Muslim Parliament Divides Britons

RADICAL British Muslims, claiming to speak for 2 million co-religionists, have set up what they call their own parliament and are threatening to defy laws with which they disagree.

Kalim Siddiqui, a militant Muslim leader who convened the assembly in London Jan. 4-5, denounced what he called "the dictatorship of the majority dressed up as democracy."

His fiery inaugural speech to 155 members of the parliament at Kensington Town Hall, London, drew sharp rebukes from government ministers. Reactions by other British Muslims revealed a community sharply divided on claims of a need for their own parliamentary body.

Home Office Minister John Patten called Dr. Siddiqui's address "nonsense" and warned British Muslims that it came perilously close to being an incitement to racial hatred.

Siddiqui responded to Mr. Patten's criticism by accusing the minister of having a "condescending attitude" toward Muslims.

Moderate Muslim groups responded by saying that the so-called parliament's members did not represent their views.

But Mohammed Faridi, general secretary of the Association of Muslims in Britain, a moderate grouping, warned that the so-called parliament was well funded, well organized, and "unlikely to listen to the government or to the voice of reason, Muslim or otherwise."

He pointed out that Siddiqui, who was born in Pakistan and heads London's pro-Iranian Muslim Institute, came to prominence nearly three years ago when he endorsed the late Ayatollah Khomeini's fatwa (death sentence) on novelist Salman Rushdie. On that occasion he narrowly escaped prosecution for advocating murder.
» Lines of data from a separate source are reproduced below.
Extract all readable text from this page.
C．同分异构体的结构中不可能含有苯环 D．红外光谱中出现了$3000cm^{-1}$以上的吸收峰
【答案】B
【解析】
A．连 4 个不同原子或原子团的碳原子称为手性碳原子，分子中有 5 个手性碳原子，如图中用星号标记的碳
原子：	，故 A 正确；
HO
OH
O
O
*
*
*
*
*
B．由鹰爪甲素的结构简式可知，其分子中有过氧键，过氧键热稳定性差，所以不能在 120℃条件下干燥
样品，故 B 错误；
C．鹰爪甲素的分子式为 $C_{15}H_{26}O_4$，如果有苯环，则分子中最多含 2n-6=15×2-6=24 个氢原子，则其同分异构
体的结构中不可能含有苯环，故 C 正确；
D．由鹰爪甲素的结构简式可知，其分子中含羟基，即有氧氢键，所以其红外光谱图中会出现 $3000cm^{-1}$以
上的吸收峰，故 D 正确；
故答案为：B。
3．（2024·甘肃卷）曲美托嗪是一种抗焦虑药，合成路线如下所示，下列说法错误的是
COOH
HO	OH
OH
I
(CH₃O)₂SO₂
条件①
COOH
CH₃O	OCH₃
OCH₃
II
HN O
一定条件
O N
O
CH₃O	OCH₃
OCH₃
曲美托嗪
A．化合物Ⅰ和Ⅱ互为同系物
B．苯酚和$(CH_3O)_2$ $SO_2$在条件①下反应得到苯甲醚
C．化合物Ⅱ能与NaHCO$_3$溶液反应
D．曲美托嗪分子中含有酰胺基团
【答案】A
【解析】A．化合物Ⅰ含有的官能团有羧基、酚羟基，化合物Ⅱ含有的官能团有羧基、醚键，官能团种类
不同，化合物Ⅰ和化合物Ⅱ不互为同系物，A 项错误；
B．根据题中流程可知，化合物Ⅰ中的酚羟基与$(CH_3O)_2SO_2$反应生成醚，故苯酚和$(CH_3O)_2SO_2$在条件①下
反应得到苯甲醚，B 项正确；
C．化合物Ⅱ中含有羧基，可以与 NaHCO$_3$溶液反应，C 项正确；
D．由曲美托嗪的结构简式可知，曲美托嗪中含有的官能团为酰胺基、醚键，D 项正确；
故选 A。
A high proportion of British Muslims are Pakistani by origin. Their community is plainly divided in its reaction to Siddiqui's call for civil disobedience, but government ministers are taking the formation of the parliament seriously. Some of the group's declared aims flatly contradict official policies commanding widespread acceptance by non-Muslims, the ministers say.

A Muslim manifesto, endorsed by the parliament this weekend, specifically rejects government-backed policies on racial integration and the equality of women. The manifesto's approach to religious education is also a major source of worry to the government.

Organizers of the parliament say they hope to exploit the fact that Britain's Muslim schools are denied financial support available to schools of other religious denominations.

Parves Sattar, a lecturer at a London polytechnic, told the parliament that the government paid for Roman Catholic and Anglican schools, but refused to do the same for those teaching the Islamic faith.

"As a result, thousands of British Muslims attending state schools are growing up with little or no knowledge of Islam," he said.

But Angela Rumbold, a government minister specializing in interracial relations, said Britain's 19 privately funded Muslim schools were denied state support because they refused to accept all aspects of Britain's government-approved national curriculum. The curriculum includes sex education, which many British Muslims say should not be made available to their daughters.

Told of Mrs. Rumbold's explanation, Siddiqui said that to make their point on Muslim education, about 200 activists, including himself, were prepared to withhold taxes and go to jail if government policy did not change.

Siddiqui did not mince his words, either in his public address or in private comments afterward. He told the parliament that its establishment "transformed the disparaged Muslim minority in Britain into a political community with a will and a purpose of its own."

"This parliament has its origins in an attempt by the British authorities to treat us like dirt and shut us up," he said following the meeting. "By creating this new body we have given ourselves our own voice. We have changed the political landscape."

Siddiqui denied claims that the parliament was unrepresentative of British Muslim opinion. His critics say only 1,000 or so chose the 155 members of the parliament. "There was very little opposition to it being established. Its members are nominated now, but we intend to hold elections in due course. We will show that our support is widespread," he said.

Ezzat Tamimi, a journalist and member of the moderate British Muslim Forum who observed the first sessions, attacked the establishment of a separate Muslim parliament: "The people involved in organizing it have inflicted permanent damage on the standing of the Muslim community in this country. They have projected it as a kind of fifth column in British society."

Home Office sources say they hope adverse reactions to the parliament by moderate Muslims can become more sharply focused and that Siddiqui and his supporters will come to realize that they are an isolated minority.

It may not be easy, however, to mobilize moderate Muslim opinion into a solid front of opposition to Siddiqui's radical message. The best hope may lie with the Union of Muslim Organizations, an umbrella group of 160 Muslim bodies led by Sayad Pasha, an Indian-born jurist.

"The vast majority of Muslims are not interested in radical formulations," says Keith Vaz, an Asian-born Labour member of the Westminster Parliament. They see the House of Commons as "the appropriate forum" for expressing their opinions and, where necessary, their grievances, he says.

One of the undesirable things about the Muslim parliament, Mr. Vaz says, is that it sees its role as an alternative to Britain's Parliament.